# My latest effort in gold filled



## denim (Mar 26, 2018)

Here's my offering for the gallery.
My jeweler contact gave me a bag of gold filled the other day, for toll refine. After doing a quick yield estimate per what hallmarks I could find, a couple file marks to check for karat, etc I informed my contact he could expect between 7-10 grams AU. He felt that was a bit small to ask for my services so he scrounged around his benches and threw in a few karat scraps. I think he will be happy with the results.
Some of this lot was done with initial nitric leach then AR, the karat was inquarted.

Dennis


----------



## patnor1011 (Mar 27, 2018)

Very nice.


----------



## anachronism (Mar 27, 2018)

patnor1011 said:


> Very nice.



Certainly is!


----------



## goldsilverpro (Mar 27, 2018)

anachronism said:


> patnor1011 said:
> 
> 
> > Very nice.
> ...



I third that


----------



## snoman701 (Mar 27, 2018)

Keep him around if he's worried about what you are making.


Sent from my iPhone using Tapatalk


----------



## Shark (Mar 27, 2018)

snoman701 said:


> Keep him around if he's worried about what you are making.
> 
> 
> Sent from my iPhone using Tapatalk



I agree, keep him around.
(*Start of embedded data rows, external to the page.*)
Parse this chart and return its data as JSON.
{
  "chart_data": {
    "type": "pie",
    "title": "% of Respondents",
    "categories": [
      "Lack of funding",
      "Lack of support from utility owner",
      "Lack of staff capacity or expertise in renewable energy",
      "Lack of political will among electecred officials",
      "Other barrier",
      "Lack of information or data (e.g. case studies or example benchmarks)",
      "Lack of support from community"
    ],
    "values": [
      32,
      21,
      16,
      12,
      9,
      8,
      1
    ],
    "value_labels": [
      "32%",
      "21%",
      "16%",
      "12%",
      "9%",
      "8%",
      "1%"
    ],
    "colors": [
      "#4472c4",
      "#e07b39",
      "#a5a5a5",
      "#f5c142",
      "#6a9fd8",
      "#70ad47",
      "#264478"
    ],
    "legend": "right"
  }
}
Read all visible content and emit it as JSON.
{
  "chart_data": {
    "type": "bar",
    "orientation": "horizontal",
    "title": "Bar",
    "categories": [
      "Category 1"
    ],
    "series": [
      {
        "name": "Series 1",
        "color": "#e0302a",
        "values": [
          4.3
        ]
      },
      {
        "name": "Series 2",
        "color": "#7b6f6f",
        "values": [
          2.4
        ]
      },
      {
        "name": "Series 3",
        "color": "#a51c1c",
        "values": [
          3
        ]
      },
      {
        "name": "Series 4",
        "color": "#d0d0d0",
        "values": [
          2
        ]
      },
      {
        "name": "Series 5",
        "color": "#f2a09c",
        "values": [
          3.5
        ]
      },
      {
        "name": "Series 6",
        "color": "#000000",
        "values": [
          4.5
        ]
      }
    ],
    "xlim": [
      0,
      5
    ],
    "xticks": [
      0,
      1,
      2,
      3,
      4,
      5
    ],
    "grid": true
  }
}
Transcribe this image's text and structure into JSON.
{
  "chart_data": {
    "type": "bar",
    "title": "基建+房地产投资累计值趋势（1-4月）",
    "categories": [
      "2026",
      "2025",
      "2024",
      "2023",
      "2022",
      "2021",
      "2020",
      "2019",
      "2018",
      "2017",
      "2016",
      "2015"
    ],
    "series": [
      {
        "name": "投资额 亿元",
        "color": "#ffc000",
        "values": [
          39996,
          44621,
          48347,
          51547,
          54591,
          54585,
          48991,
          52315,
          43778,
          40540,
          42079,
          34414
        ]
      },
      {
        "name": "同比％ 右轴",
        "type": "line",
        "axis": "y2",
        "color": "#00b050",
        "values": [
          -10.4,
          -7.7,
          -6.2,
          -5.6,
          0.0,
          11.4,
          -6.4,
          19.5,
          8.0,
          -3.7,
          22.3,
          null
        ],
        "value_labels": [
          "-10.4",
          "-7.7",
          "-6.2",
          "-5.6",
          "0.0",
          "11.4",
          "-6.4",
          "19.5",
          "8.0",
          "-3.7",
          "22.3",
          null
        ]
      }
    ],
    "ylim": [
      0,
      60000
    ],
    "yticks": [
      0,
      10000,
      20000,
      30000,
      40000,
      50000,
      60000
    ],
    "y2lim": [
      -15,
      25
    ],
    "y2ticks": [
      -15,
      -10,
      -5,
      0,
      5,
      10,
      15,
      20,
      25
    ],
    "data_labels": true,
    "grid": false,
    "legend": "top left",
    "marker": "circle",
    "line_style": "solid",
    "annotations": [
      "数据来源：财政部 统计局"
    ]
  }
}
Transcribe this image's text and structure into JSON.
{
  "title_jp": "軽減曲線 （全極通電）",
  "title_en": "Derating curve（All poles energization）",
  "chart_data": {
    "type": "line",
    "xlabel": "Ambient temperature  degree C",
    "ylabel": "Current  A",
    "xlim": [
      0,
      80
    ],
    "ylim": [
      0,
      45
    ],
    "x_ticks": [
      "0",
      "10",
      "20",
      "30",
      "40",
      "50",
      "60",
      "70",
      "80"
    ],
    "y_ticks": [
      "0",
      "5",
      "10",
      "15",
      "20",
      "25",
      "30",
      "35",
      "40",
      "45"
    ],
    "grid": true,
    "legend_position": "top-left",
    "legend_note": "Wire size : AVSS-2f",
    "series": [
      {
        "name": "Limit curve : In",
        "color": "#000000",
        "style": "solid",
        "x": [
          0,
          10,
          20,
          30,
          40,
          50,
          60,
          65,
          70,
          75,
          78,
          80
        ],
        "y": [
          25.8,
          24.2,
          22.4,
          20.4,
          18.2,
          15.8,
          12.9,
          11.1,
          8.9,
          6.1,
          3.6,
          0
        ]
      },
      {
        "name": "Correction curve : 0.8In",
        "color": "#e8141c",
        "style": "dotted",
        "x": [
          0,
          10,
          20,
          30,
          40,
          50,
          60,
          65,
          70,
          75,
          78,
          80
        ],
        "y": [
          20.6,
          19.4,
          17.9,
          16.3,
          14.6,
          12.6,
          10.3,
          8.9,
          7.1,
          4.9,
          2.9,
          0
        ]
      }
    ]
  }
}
Nice job.


----------



## denim (Mar 27, 2018)

Thanks for the kind words to all who responded. I took the button to the jeweler, he liked it, I got paid. I am lucky to have this guy as a contact. 

I do this about once a year for this guy so maybe next year I'll have another shiny button to show for my efforts.

Dennis


----------



## nickvc (Mar 28, 2018)

If your contact is a working jeweler ask if you can do his bench sweeps and floor sweeps as well :idea:


----------